I made an accessory for my sons' Halloween Costume. He's a SWAT Officer this year!!!
they gave all the other accessories like the baton, handcuffs, walkie talkie, binoculars, & tactical knife, but no Glock
I had to change that...
Here's my version


patterned from the real thing
i reclaimed the white oak from a pallet a couple weeks ago.
i cut out the major portions with a jigsaw and drilled the finger hole with a 7/8" Forstner bit
i used the 4 1/2" angle grinder with a flap disc for the finer work and general sanding.
i used flexible sanding blocks in 150 grit to smooth out the feel

here's the flip side



and one more for good luck!




thanks for reading!


----------



## francist (Oct 30, 2015)

Man, that made me think of all the myriad of wooden guns I made for myself as well as all the neighbour kids when I was a kid.

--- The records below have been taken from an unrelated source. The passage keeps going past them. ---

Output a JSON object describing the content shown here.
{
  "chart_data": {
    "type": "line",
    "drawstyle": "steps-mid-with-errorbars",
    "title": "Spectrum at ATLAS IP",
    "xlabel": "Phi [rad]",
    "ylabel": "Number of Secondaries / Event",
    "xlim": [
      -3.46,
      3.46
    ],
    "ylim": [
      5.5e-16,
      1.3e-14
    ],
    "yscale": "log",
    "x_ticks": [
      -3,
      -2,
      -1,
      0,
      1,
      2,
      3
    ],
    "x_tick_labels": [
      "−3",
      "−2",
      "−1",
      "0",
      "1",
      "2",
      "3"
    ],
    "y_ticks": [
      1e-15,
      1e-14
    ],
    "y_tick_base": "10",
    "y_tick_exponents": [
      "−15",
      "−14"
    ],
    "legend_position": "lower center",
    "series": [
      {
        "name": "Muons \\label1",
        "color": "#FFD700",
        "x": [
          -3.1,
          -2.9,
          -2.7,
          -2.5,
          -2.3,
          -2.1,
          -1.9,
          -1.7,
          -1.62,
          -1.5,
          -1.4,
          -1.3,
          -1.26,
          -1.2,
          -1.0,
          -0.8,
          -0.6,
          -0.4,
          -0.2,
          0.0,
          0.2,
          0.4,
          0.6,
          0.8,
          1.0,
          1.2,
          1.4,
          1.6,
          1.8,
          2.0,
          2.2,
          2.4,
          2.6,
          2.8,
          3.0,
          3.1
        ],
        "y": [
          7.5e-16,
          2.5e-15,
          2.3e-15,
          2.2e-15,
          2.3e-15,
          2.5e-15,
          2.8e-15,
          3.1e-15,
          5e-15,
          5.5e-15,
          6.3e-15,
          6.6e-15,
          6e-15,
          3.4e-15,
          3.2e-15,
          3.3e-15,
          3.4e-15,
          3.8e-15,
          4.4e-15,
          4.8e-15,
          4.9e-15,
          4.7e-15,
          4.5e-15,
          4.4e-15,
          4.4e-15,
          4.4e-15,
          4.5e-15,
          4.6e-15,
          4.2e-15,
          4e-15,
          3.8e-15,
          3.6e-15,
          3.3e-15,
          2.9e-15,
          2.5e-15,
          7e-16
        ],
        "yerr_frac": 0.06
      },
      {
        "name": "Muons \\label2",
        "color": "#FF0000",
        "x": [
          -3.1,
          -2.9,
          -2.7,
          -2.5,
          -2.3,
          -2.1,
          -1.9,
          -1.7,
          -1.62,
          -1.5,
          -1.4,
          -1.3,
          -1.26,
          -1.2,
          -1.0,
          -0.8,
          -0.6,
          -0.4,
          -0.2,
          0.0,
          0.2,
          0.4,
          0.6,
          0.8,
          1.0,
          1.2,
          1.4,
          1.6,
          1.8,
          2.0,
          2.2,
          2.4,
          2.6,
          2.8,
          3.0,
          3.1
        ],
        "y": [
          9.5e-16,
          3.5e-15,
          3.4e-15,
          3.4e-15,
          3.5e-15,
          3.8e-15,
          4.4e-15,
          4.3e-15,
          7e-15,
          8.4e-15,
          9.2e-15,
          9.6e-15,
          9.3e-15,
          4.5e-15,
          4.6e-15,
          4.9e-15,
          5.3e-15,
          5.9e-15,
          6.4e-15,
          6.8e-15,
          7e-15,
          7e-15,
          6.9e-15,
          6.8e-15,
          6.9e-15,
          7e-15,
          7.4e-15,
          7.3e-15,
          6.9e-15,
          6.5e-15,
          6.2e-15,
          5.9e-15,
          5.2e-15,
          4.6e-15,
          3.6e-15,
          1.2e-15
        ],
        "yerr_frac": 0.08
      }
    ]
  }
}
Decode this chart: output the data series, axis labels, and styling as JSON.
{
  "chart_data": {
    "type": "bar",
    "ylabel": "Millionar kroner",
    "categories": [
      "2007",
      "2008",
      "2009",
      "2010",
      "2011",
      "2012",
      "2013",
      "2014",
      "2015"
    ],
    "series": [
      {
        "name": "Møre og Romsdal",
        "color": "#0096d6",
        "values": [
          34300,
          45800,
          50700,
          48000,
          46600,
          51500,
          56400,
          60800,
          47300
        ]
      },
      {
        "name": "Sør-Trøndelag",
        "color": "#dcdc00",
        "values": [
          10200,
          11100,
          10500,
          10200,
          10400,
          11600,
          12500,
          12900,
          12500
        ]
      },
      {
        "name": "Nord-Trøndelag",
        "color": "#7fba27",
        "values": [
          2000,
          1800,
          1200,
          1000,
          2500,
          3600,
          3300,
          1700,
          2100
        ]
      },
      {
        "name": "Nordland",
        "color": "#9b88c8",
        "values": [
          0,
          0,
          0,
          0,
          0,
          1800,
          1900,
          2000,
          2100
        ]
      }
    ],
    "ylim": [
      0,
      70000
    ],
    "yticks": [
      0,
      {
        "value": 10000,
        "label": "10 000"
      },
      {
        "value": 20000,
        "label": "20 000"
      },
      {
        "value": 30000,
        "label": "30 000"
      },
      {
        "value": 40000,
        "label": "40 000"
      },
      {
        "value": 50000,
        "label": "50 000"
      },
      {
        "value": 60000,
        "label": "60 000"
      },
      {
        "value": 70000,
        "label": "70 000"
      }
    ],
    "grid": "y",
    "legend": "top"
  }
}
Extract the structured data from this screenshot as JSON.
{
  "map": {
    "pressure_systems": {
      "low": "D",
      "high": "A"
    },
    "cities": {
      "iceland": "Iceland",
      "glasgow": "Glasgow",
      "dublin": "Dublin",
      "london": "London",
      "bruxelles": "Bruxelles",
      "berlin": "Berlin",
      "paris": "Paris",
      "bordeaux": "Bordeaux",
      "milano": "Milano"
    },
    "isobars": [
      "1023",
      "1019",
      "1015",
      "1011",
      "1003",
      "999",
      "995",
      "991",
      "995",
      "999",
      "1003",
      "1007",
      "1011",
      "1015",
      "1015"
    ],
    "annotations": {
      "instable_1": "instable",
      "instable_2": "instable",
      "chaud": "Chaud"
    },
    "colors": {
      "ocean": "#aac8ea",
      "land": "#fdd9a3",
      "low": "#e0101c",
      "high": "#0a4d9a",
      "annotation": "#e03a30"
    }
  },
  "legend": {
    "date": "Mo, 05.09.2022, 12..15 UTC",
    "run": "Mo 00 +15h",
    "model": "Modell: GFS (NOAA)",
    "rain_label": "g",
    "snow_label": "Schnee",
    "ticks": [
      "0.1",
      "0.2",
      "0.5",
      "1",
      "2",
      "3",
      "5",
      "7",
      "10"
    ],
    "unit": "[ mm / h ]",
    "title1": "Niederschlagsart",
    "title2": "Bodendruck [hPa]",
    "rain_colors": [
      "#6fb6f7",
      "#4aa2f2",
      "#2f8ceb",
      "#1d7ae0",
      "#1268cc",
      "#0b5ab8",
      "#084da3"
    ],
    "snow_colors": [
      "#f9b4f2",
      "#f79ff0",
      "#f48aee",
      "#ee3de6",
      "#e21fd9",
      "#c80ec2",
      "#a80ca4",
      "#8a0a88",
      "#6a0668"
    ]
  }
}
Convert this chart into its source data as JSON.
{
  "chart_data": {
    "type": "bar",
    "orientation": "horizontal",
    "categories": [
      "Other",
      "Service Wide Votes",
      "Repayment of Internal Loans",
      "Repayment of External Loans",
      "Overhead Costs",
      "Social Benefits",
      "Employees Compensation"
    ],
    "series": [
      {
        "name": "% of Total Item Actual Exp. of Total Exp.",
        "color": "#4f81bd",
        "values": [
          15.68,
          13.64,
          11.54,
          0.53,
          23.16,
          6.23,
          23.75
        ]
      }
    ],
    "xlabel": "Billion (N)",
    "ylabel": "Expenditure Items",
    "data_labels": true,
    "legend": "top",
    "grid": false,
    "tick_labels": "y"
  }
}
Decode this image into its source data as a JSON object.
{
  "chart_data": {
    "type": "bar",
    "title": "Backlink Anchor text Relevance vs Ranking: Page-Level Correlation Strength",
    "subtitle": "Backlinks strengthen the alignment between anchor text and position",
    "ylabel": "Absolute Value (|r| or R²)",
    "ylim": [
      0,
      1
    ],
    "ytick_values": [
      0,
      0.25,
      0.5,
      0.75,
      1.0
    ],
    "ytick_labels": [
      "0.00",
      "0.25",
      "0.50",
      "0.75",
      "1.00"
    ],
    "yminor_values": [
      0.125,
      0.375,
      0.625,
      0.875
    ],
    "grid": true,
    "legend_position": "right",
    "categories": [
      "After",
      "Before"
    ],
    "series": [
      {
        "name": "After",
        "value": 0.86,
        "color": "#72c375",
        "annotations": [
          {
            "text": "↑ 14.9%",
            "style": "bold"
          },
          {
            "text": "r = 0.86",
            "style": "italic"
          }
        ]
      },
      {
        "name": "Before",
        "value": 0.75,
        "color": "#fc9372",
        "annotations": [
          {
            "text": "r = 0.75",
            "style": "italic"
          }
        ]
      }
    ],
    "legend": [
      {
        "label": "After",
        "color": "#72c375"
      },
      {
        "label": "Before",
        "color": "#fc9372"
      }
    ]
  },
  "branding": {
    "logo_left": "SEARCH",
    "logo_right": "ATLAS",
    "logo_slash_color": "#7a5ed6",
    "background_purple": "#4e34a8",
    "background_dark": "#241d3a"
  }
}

Endless hours of fun could be had from a busted hockey stick a four or five shingle nails from your Dad's shed.  I remember one I especially liked and gave it an oil finish -- yeah, transmission oil! Oh well, I was a kid, who cares.

Nice job Mike.

-frank


----------



## kd4gij (Oct 30, 2015)

Looks really good. Nice work. But I would not paint it black.


----------



## Eddyde (Oct 30, 2015)

Looks good Mike, seems like this woodworking thing has really got ahold of you.


----------



## Ulma Doctor (Oct 30, 2015)

francist said:


> Man, that made me think of all the myriad of wooden guns I made for myself as well as all the neighbour kids when I was a kid. Endless hours of fun could be had from a busted hockey stick a four or five shingle nails from your Dad's shed.  I remember one I especially liked and gave it an oil finish -- yeah, transmission oil! Oh well, I was a kid, who cares.
> 
> Nice job Mike.
> 
> -frank



Thanks Frank, i made a few play guns from fenceboards as a kid, but nothing like this!



kd4gij said:


> Looks really good. Nice work. But I would not paint it black.



No Sir, i'm going to keep it the natural wood color- we don't want any problems with law enforcement or anti-gun types for sure !



Eddyde said:


> Looks good Mike, seems like this woodworking thing has really got ahold of you.



Thanks Eddyde, i'm trying very hard to become more proficient as well as more comfortable with wood.
i'm still making mistakes, but having fun creating things


----------



## chips&more (Oct 31, 2015)

Where’s the flaking?


----------